In a book devoted to a surfeit of pleasures, Macaulay remains mindful of the downsides involved in over-indulgence, that a pleasure overdone can tip over into excess – or might be taken for granted if repeated too often. As such, several essays come with a slight sting in the tail, a note of realism to temper the joy. In Hot bath, for instance, the water will cool if one soaks for too long, with fresh water from the taps feeling tepid rather than hot. Similarly, in Abroad, the thrill of travelling overseas is clipped by increasing bureaucracy and suspicion, a fact that will resonate with many current travellers whose journeys are hampered by cancellations or long delays.

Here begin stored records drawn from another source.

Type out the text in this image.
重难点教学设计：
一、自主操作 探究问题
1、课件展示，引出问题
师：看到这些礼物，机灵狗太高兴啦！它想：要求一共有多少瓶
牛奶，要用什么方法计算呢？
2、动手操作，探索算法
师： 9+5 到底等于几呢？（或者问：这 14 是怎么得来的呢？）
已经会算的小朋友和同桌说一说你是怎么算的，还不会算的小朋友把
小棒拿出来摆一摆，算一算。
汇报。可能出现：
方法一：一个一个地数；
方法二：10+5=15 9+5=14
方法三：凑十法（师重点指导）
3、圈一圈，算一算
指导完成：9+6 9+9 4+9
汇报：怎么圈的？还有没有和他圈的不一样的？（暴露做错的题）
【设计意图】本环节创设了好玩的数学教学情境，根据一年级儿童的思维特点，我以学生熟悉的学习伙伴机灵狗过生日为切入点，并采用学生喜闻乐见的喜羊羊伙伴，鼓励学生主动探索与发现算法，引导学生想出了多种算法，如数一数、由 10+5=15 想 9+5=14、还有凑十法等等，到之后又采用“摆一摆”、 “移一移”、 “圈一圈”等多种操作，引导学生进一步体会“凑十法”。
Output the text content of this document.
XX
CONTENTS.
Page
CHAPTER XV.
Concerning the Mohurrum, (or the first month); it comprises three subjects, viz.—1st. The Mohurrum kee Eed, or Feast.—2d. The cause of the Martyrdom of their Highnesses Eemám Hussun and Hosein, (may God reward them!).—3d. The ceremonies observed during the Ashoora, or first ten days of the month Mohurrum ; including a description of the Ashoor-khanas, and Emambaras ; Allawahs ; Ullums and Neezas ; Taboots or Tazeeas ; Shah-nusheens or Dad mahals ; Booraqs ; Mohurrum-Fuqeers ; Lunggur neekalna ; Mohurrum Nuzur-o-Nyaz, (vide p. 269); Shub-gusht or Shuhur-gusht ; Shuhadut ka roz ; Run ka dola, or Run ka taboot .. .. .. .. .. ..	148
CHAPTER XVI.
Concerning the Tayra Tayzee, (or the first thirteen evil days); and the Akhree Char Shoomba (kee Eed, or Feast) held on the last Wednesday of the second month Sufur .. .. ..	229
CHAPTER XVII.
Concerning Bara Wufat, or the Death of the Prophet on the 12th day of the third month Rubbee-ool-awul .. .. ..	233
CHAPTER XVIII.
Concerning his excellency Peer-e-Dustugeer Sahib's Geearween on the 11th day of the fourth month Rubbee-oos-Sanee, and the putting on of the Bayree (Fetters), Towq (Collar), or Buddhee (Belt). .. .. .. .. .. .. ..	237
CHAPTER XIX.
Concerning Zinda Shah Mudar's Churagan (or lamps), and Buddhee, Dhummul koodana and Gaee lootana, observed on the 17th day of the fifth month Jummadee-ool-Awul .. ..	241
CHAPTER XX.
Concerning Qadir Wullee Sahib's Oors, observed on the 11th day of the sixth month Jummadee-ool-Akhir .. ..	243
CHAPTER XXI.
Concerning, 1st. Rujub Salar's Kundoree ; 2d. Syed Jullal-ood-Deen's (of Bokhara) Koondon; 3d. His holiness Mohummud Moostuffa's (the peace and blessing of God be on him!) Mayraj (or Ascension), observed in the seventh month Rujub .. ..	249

In summary, this is an enjoyable, erudite compendium of pleasures, best experienced in small doses, maybe two or three essays at a time. Collected together like this, these articles give readers a fascinating insight into cultural life in the early 20th century, together with snapshots of various aspects of Macaulay’s life. As ever with Handheld Press, the book comes with an excellent introduction by Kate Macdonald, placing the book in a wider context. I’ve barely scratched the surface of it here, but it’s a delightful read for any Rose Macaulay fan – and for lovers of literature from this period in general.